Saving the CEO (49th Floor #1)(57)



She schooled her face into what she hoped was a neutral expression. “Will you please not block the sale of your father’s company to Winter Enterprises?”

“Ask me again, but say my name.”

Gross. This was worse, in a way, than all his lurching come-ons. He was lording his power over her, probably because he knew he couldn’t have her. It was humiliating. She was tempted to just turn and climb down the tree, but, then, she was in a tree! It was all so absurd anyway, and there was a lot at stake. For Jack, but also for her. She wanted this deal to go through as much as he did, and not just because of the money. Even though she could never publicly take credit, it would be something to hold on to, in her heart, once Jack was gone.

“Brian, will you please not block the sale of your father’s company to Winter Enterprises?” she said, speaking slowly and clearly, ignoring the adrenaline rush that accompanied the task.

More silence as the scratch of his stick on the snow resumed. After a full minute he said, once again, “I’m really more of a city person.” Turning serious, his face changed for an instant so he looked nothing like the usual freewheeling skater-dude she’d come to know. Her heart sped up. If he was saying what she thought he was saying, they’d won.

But then he grinned at her, and the frat boy was back. “You sure you don’t want a tour of the sleeping platform?”

“No thanks,” she said softly, once again feeling inexplicably sorry for him.

He just nodded. “That Jack is a lucky bastard.”

She didn’t bother correcting him.





Chapter Seventeen


“I think Junior is going to agree,” Cassie whispered in Jack’s ear as she came into the great room for cocktails. Relief washed over him. Not at what she said, but at her presence. He’d spent the balance of the afternoon after she departed wracked with worry. He’d invented a million reasons to be roaming the halls of the house, hoping to see or hear her, to find evidence that she’d returned from her time with Brian unscathed. But since he could hardly set up camp outside her bedroom, she must have slipped in without him noticing.

The thought of Brian Wexler with Cassie, even just walking with her, made him crazy. It made him want to get this deal done not just because he wanted to buy Wexler’s company, but because he didn’t want Brian to have it. He was fully aware that this made him no better than a kid who doesn’t want a toy for himself but also won’t share it, but he didn’t give a f*ck. Cassie was too good to spend another minute in that jackass’s presence.

“What do you mean?” he asked, forcing his mind back to what she’d actually said.

“Junior may not be as bad as he seems,” she whispered, but was interrupted by the arrival of both Wexlers and Tania.

“I have a crazy idea!” boomed David.

“You’re going to love it!” said Tania.

“We have a room on the lower level that faces the back,” said David. “A kind of family room we sometimes use for garden parties in the summer because the back wall is all windows. There’s a big grill outside. Let’s have a winter picnic. We’ll grill steaks. We can eat inside and watch the stars come out.”

“Or we can be hardy,” said Tania, “and bundle up and go outside for a stargazing party. I understand Cassie can show us a few constellations. And I make a wicked Irish coffee.”

“What about the projections you wanted to go through?” Jack asked David. They’d been led to expect a working dinner.

“This sounds like more fun,” said Senior, waving a hand dismissively. “What do you say?”

Jack looked at Cassie. She was beaming, lit up like a big copper sun. “All right,” he agreed.

As they tromped outside in boots, parkas, and hats, he wondered if it could really be this easy. Every time he tried to turn the conversation back to business, Wexler deflected him. “If I have any questions about that, I’ll call you after New Year’s,” he’d say. Or, “Why spoil a gorgeous clear night like this with business?”

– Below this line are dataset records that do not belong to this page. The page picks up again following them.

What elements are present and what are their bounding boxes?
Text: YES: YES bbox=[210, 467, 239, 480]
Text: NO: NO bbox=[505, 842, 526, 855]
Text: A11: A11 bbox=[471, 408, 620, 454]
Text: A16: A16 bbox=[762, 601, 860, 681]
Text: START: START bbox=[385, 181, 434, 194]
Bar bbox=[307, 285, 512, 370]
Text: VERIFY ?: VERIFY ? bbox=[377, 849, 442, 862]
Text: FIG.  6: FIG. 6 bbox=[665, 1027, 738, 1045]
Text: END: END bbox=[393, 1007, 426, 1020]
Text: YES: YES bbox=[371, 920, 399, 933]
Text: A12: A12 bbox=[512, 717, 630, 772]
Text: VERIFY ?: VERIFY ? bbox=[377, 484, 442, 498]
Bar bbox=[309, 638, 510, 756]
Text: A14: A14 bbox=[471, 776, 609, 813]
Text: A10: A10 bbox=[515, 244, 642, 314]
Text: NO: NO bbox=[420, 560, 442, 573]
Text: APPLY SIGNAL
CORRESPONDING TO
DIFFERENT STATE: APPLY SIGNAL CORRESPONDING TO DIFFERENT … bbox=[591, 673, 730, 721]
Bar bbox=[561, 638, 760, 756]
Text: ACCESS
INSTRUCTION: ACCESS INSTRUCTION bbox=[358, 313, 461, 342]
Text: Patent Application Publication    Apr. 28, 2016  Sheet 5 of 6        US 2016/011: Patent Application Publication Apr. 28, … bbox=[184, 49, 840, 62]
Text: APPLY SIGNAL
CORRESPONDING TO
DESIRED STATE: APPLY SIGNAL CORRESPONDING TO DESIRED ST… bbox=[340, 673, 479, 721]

What the hell had shifted Wexler’s mood so dramatically? He had an unsettling feeling it had something to do with what had happened between Cassie and Junior. Junior himself gave no clues. He’d eaten dinner with them but had been uncharacteristically subdued. Then he’d begged off, but not before saying a polite good night to everyone. It didn’t escape Jack’s notice that his eyes lingered on Cassie for a long time as she graced him with a wide, genuine smile.

Cassie. While he and Tania sat on lawn chairs near the house sipping booze-laced coffee, Cassie and David stood twenty feet away, heads tilted back to look at what was, he had to admit, a pretty spectacular night sky.

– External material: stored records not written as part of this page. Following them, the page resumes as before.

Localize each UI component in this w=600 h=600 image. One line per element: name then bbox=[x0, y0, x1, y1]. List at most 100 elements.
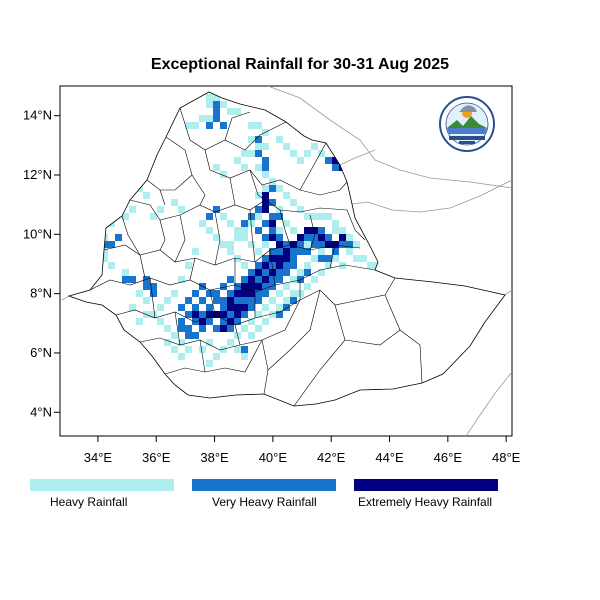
rainfall-cell bbox=[318, 213, 325, 220]
rainfall-cell bbox=[304, 227, 311, 234]
rainfall-cell bbox=[318, 255, 325, 262]
rainfall-cell bbox=[206, 290, 213, 297]
rainfall-cell bbox=[241, 297, 248, 304]
x-tick-label: 42°E bbox=[317, 450, 346, 465]
y-tick-label: 4°N bbox=[30, 404, 52, 419]
x-tick-label: 40°E bbox=[259, 450, 288, 465]
rainfall-cell bbox=[108, 241, 115, 248]
rainfall-cell bbox=[185, 311, 192, 318]
rainfall-cell bbox=[185, 122, 192, 129]
rainfall-cell bbox=[255, 269, 262, 276]
rainfall-cell bbox=[178, 206, 185, 213]
rainfall-cell bbox=[206, 318, 213, 325]
rainfall-cell bbox=[234, 283, 241, 290]
rainfall-cell bbox=[276, 241, 283, 248]
rainfall-cell bbox=[115, 234, 122, 241]
rainfall-cell bbox=[255, 122, 262, 129]
rainfall-cell bbox=[220, 171, 227, 178]
rainfall-cell bbox=[213, 297, 220, 304]
rainfall-cell bbox=[241, 150, 248, 157]
rainfall-cell bbox=[297, 234, 304, 241]
rainfall-cell bbox=[255, 283, 262, 290]
legend-label: Extremely Heavy Rainfall bbox=[358, 495, 492, 509]
rainfall-cell bbox=[318, 241, 325, 248]
rainfall-cell bbox=[311, 143, 318, 150]
rainfall-cell bbox=[255, 311, 262, 318]
rainfall-cell bbox=[325, 234, 332, 241]
rainfall-cell bbox=[101, 248, 108, 255]
rainfall-cell bbox=[262, 220, 269, 227]
rainfall-cell bbox=[269, 248, 276, 255]
x-tick-label: 34°E bbox=[84, 450, 113, 465]
rainfall-cell bbox=[311, 227, 318, 234]
rainfall-cell bbox=[199, 220, 206, 227]
rainfall-cell bbox=[346, 248, 353, 255]
rainfall-cell bbox=[227, 220, 234, 227]
rainfall-cell bbox=[213, 108, 220, 115]
rainfall-cell bbox=[220, 241, 227, 248]
rainfall-cell bbox=[255, 136, 262, 143]
rainfall-cell bbox=[220, 101, 227, 108]
rainfall-cell bbox=[192, 318, 199, 325]
rainfall-cell bbox=[248, 220, 255, 227]
rainfall-cell bbox=[164, 297, 171, 304]
rainfall-cell bbox=[241, 353, 248, 360]
y-tick-label: 10°N bbox=[23, 226, 52, 241]
rainfall-cell bbox=[269, 311, 276, 318]
rainfall-cell bbox=[262, 143, 269, 150]
rainfall-cell bbox=[276, 185, 283, 192]
rainfall-cell bbox=[178, 353, 185, 360]
rainfall-cell bbox=[339, 227, 346, 234]
rainfall-cell bbox=[276, 269, 283, 276]
rainfall-cell bbox=[192, 332, 199, 339]
legend-swatch bbox=[354, 479, 498, 491]
rainfall-cell bbox=[262, 171, 269, 178]
rainfall-cell bbox=[297, 157, 304, 164]
rainfall-cell bbox=[290, 297, 297, 304]
rainfall-cell bbox=[339, 241, 346, 248]
rainfall-cell bbox=[283, 255, 290, 262]
rainfall-cell bbox=[150, 311, 157, 318]
y-tick-label: 14°N bbox=[23, 108, 52, 123]
rainfall-cell bbox=[227, 248, 234, 255]
rainfall-cell bbox=[318, 227, 325, 234]
rainfall-cell bbox=[234, 290, 241, 297]
rainfall-cell bbox=[213, 311, 220, 318]
rainfall-cell bbox=[297, 269, 304, 276]
rainfall-cell bbox=[248, 213, 255, 220]
rainfall-cell bbox=[262, 185, 269, 192]
rainfall-cell bbox=[283, 220, 290, 227]
rainfall-cell bbox=[192, 290, 199, 297]
rainfall-cell bbox=[136, 318, 143, 325]
rainfall-cell bbox=[276, 248, 283, 255]
rainfall-cell bbox=[234, 157, 241, 164]
rainfall-cell bbox=[325, 255, 332, 262]
rainfall-cell bbox=[206, 213, 213, 220]
rainfall-cell bbox=[206, 304, 213, 311]
x-axis: 34°E 36°E 38°E 40°E 42°E 44°E 46°E 48°E bbox=[84, 436, 521, 465]
rainfall-cell bbox=[297, 248, 304, 255]
rainfall-cell bbox=[227, 290, 234, 297]
rainfall-cell bbox=[227, 108, 234, 115]
rainfall-cell bbox=[171, 332, 178, 339]
rainfall-cell bbox=[332, 255, 339, 262]
rainfall-cell bbox=[234, 297, 241, 304]
rainfall-cell bbox=[185, 297, 192, 304]
rainfall-cell bbox=[262, 276, 269, 283]
rainfall-cell bbox=[220, 325, 227, 332]
rainfall-cell bbox=[290, 241, 297, 248]
rainfall-cell bbox=[304, 234, 311, 241]
rainfall-cell bbox=[150, 283, 157, 290]
rainfall-cell bbox=[332, 164, 339, 171]
rainfall-cell bbox=[283, 143, 290, 150]
x-tick-label: 36°E bbox=[142, 450, 171, 465]
rainfall-cell bbox=[192, 122, 199, 129]
rainfall-cell bbox=[276, 290, 283, 297]
x-tick-label: 44°E bbox=[375, 450, 404, 465]
rainfall-cell bbox=[220, 318, 227, 325]
rainfall-cell bbox=[241, 325, 248, 332]
legend-swatch bbox=[30, 479, 174, 491]
rainfall-cell bbox=[255, 290, 262, 297]
rainfall-cell bbox=[325, 262, 332, 269]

He marveled anew at how Cassie managed to look so beautiful when nearly every inch of her skin was covered by wool and Gore-Tex. Even from this distance, even in the dark, she radiated a kind of energy. There was a luminescence about her that was like a drug. He pushed to his feet. Why resist? Maybe he could drive off Senior and find out what the hell was going on.

They were talking in low tones when he approached.

“Stargazing parties,” said Senior. “You’ll have to make him do them. In fact, I’ll make it a clause in the contract.”

Holy crap. Wexler was going to sell. She’d done it. He didn’t know how, but somehow Cassidy James, bartender-slash-math student, had brokered Winter Enterprises’ biggest deal of the year.